Can your budget cope with the cost of cauliflower?

In Regina, a local food program found that the cost of a case of cauliflower went up from $49 to $85between October and December. One restaurant in Toronto had to replace its popular roasted cauliflower dish with squash due to its soaring prices. And while the cauliflower crop might be hit especially hard by El Nino in the U.S. and Mexico, these higher prices north of the border are also an effect of a sinking Canadian dollar. Due in large part to currency fluctuations, Canadians are expected to add an additional $345 to their grocery bill in 2016.

For those who’ve decided to become vegetarian due to the high cost of meat, the rising cost of fresh produce could prove especially frustrating. The University of Guelph found that nearly 38 per cent of Canadians cut back on beef in 2015, with most (62 per cent) doing so for financial reasons. All told, prices of both meat and veggies could rise by 4.5 per cent this year. And that’s after fruits, veggies and nuts went up by 10 per cent in 2015. Now’s the time to review your food budget and adjust your expenses, if you haven’t already.

How to save more at the grocery store

The Globe and Mail offers five methods to save up to 40 per cent on groceries:

  • Buy fresh produce at discount grocers
  • Buy no-name brands to save money
  • Grab what you can at a dollar store
  • Cut back on food waste

Other sources suggest to avoid coupons, flyers (not everything is on sale) and buying the biggest box of something to get more bang for your buck. And while you’ll want to budget your food costs on a weekly basis, meal-planning might not be the best way to save money—you’ll often end up paying more for items that might be marked down on your next shopping trip.

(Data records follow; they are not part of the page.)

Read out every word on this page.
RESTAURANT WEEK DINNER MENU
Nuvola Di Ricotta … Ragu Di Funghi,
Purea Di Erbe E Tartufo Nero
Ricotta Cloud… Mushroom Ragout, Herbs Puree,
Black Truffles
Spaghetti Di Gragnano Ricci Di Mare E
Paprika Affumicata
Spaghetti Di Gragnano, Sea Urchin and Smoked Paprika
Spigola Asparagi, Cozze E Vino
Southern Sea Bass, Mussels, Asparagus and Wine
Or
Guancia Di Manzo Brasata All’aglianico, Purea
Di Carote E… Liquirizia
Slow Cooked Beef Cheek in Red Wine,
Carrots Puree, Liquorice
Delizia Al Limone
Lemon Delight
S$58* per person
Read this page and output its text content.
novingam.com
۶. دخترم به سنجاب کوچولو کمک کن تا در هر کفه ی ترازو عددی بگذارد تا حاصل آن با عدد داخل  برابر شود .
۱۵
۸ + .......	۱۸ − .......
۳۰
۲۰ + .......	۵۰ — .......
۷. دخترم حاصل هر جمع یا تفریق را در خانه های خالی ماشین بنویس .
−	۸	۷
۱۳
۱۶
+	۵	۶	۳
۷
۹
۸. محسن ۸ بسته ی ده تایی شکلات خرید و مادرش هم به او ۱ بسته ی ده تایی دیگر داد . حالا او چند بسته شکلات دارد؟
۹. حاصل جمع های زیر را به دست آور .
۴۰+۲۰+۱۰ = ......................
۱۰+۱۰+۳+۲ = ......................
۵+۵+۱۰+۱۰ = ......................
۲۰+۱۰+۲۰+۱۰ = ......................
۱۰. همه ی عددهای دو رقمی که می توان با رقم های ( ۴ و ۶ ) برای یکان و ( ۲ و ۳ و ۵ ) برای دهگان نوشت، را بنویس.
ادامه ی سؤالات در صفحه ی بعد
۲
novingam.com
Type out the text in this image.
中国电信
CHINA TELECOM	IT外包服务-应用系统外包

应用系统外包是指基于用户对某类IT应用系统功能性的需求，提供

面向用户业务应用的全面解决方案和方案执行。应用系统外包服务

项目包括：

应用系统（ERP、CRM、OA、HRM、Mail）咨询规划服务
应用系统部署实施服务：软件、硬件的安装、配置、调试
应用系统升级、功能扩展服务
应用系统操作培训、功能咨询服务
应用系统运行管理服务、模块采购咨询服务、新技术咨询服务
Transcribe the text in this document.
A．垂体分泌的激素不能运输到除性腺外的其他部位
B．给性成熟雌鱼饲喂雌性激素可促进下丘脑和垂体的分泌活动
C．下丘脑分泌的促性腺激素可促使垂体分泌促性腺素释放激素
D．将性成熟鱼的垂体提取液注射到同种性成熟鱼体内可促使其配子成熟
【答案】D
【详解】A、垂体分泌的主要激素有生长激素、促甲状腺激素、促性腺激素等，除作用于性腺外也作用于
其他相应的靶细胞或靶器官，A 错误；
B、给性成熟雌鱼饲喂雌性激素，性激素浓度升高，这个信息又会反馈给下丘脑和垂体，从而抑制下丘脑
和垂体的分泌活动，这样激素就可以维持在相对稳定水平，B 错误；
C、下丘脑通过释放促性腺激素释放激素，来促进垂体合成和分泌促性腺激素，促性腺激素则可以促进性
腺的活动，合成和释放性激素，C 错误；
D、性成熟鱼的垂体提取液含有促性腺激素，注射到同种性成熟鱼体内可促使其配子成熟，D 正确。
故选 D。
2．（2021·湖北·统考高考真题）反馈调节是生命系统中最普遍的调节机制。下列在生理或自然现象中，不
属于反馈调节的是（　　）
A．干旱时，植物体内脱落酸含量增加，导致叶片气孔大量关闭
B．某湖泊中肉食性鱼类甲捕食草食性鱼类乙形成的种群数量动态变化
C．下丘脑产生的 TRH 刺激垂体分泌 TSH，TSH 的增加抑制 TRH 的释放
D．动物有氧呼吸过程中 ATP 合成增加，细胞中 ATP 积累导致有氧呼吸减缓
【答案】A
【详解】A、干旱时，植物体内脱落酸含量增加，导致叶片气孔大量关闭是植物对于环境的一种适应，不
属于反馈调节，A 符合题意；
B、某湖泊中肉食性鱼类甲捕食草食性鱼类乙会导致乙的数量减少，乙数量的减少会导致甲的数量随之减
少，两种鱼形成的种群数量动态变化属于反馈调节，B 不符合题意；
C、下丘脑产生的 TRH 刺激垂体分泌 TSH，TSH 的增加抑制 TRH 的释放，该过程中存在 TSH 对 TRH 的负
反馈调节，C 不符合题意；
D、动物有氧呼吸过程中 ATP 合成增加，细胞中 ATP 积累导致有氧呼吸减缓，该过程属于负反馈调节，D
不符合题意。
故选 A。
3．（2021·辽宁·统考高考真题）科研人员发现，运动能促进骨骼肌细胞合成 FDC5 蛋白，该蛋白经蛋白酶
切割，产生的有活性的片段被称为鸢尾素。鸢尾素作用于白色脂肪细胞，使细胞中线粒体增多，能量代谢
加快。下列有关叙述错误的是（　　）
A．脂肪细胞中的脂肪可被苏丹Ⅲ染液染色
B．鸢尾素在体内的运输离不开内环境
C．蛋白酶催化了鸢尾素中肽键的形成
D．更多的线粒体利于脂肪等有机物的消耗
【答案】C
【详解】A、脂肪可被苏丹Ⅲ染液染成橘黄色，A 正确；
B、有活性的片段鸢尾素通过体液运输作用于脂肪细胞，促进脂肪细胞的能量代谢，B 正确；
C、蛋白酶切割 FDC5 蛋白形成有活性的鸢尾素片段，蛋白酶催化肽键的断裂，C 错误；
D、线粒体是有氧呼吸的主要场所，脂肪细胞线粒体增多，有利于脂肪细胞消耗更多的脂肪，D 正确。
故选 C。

But while Canadians have little control over the rise and fall of our currency, we can certainly curtail certain eating habits. In comparing cauliflower costs, a head of organic was selling for $8.99 in Toronto, as opposed to the $25 roasted, stuffed version that was recently removed from the menu at a local restaurant. As food costs rise, it’s pretty much a given that restaurants will be passing the costs on to customers—barring any radical menu changes. Therefore, the best way to reduce spending on food is to stop eating out; or, at the very least, choose more affordable options to avoid going over your food budget.

Judging by past history, the loonie should eventually recover from its recent lows and the cost of cauliflower ought to drop to a more reasonable level over time. But let’s make 2016 the year of the battle-tested budget; stress test your monthly budget to see how it copes with rising food costs, mortgage rates and emergency savings situations.